There is a psychic who claims she can communicate with spirits; a brag met with scepticism in certain corners. Women weep for the deaths with power and gusto; men recall their fallen comrades more stoically. Between these setpieces, audiences witness a pulsating sex scene, exhibiting every aspect of the male form. Schematically, the coitus not pornographic; more like a gay equivalent to the chamber romance between husband and wife in Don’t Look Now (Nicolas Roeg,1973). Nam needs Viet, like a fish strives for water. Charcoal sits beside the couple, yet their copulation continues.

Driven by emotion and intellect rather than character or narrative development, Viet and Nam proffers some moments of genuine reflection. The men sit with an elderly couple who gently ask when they will marry.

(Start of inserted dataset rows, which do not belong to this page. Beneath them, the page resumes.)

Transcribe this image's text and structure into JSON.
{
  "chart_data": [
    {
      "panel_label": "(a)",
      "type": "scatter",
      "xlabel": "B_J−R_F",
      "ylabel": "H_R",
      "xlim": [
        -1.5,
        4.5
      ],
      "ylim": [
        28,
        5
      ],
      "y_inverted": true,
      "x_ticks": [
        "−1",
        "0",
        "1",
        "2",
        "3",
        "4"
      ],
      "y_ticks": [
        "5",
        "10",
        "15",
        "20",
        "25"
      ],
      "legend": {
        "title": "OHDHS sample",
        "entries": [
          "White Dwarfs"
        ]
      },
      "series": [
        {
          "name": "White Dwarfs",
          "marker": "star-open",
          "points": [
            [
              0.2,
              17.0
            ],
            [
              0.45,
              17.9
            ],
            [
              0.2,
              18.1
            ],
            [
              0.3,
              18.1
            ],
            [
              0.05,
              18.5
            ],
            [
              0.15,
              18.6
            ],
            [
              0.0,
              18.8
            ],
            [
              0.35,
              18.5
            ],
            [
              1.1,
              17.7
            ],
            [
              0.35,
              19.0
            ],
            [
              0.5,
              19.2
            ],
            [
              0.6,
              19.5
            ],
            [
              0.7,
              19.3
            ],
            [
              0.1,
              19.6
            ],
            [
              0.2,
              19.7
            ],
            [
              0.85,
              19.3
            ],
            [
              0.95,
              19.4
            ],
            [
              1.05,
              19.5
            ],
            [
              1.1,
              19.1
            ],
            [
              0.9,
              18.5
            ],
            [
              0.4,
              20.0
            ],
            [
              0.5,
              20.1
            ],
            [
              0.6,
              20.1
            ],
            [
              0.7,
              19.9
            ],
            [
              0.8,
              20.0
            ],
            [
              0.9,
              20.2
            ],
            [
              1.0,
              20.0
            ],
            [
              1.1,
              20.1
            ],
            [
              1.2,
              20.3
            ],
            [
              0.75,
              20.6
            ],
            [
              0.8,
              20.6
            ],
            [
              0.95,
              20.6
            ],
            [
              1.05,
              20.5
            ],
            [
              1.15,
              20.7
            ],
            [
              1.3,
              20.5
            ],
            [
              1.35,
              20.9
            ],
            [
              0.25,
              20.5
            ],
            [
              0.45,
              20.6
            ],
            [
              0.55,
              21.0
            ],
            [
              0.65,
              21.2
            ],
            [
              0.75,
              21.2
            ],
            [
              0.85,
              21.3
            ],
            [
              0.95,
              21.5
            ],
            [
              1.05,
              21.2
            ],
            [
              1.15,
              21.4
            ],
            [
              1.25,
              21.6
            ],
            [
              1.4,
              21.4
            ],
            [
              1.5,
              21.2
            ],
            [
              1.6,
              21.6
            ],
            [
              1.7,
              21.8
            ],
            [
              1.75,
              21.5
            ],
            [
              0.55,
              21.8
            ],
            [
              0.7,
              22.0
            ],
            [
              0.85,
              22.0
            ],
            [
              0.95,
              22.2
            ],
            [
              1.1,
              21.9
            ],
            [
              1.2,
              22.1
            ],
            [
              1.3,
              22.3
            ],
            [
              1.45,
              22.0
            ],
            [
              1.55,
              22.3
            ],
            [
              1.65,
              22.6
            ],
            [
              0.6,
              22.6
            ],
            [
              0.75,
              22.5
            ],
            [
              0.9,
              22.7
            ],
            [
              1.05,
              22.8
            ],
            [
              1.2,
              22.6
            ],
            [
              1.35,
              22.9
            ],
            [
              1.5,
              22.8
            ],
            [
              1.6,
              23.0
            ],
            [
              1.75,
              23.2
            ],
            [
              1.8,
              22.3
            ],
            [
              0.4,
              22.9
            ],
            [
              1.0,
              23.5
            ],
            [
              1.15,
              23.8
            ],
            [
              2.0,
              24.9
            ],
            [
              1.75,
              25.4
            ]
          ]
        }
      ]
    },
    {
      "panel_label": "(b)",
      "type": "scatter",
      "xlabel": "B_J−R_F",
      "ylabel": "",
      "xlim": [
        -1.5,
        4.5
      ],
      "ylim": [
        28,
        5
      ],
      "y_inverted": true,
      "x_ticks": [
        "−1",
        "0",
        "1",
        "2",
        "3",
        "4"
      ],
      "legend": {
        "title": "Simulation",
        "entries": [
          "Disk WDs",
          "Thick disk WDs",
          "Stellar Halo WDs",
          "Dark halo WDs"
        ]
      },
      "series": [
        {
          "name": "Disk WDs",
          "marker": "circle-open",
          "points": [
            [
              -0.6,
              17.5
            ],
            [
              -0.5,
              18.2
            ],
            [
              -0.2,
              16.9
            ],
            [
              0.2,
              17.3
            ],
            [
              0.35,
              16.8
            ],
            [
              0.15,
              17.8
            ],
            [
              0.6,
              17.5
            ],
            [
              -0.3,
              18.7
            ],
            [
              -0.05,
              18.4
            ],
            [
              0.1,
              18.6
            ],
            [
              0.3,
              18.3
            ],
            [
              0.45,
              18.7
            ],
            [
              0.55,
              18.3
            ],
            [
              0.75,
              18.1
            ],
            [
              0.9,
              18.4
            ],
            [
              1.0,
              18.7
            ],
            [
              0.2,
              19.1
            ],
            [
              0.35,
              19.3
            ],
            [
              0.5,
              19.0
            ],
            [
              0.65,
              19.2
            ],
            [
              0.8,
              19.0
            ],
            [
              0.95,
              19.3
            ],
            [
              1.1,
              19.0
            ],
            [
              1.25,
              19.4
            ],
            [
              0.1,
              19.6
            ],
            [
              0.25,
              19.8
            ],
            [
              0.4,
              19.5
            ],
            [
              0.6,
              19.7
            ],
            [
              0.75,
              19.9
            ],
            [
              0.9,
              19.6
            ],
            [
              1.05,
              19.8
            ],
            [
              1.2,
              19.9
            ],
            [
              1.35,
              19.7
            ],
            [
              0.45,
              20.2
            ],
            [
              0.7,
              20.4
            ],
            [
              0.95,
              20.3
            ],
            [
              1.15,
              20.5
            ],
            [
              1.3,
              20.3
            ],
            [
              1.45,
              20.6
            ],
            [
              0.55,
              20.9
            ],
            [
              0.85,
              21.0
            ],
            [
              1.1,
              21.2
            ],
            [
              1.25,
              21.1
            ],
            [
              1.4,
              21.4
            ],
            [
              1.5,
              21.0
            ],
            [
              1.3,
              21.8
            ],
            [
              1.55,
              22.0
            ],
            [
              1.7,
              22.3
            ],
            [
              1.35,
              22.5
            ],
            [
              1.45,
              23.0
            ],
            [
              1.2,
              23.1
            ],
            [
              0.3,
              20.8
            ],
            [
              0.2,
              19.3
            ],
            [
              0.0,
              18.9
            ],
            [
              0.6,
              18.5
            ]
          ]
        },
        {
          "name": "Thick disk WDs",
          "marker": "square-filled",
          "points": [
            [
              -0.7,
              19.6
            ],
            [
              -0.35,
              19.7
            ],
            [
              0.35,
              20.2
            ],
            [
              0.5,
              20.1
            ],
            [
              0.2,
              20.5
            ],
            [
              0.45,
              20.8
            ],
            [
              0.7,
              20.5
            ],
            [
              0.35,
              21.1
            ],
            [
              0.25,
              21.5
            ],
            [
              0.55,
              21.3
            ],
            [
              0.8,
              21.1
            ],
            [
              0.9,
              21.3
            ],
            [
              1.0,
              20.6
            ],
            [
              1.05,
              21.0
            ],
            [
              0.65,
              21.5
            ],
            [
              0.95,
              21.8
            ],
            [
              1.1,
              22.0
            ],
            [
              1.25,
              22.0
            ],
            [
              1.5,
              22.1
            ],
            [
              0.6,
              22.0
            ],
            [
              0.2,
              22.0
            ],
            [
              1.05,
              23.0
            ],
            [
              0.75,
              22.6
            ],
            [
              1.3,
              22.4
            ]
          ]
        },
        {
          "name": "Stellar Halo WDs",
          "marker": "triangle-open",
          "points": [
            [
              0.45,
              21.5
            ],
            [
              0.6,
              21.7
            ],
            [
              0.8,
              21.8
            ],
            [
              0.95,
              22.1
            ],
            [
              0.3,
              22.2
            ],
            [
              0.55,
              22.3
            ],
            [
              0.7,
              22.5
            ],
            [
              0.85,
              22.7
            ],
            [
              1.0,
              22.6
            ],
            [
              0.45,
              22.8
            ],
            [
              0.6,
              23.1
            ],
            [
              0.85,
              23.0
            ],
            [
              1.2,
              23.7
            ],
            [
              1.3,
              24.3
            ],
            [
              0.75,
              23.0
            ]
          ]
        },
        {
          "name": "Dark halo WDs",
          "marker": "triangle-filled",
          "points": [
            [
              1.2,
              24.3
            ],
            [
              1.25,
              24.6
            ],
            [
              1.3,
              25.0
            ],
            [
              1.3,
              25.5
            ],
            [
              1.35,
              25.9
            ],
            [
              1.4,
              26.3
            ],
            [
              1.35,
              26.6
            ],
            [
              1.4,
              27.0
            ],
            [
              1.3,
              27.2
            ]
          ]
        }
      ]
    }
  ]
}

Chuckling thoughtfully, neither knows how to respond, before the query is rephrased to incorporate women. Outside their cave mixed with carbon and filth, Quy’s heroes struggle to adjust to societal norms. In this world, gay men pose as brothers: one of the few acceptable excuses to share a birthday cake in a public restaurant together.

Traditionally, LGBT+ cinema lacks the joie-de-vivre of heteronormative pictures (often dogged by characters with a lone, tragic fate), and while Quy doesn’t shy away from the darkness, Viet and Nam is infused with positivity and possibility. In this eerie environment of clairvoyants, past masters and widows comes a couple brave enough to lie on the dirt to reach the stars.

Viet and Nam is showing in the Un Certain Regard section of the 77th Cannes International Film Festival.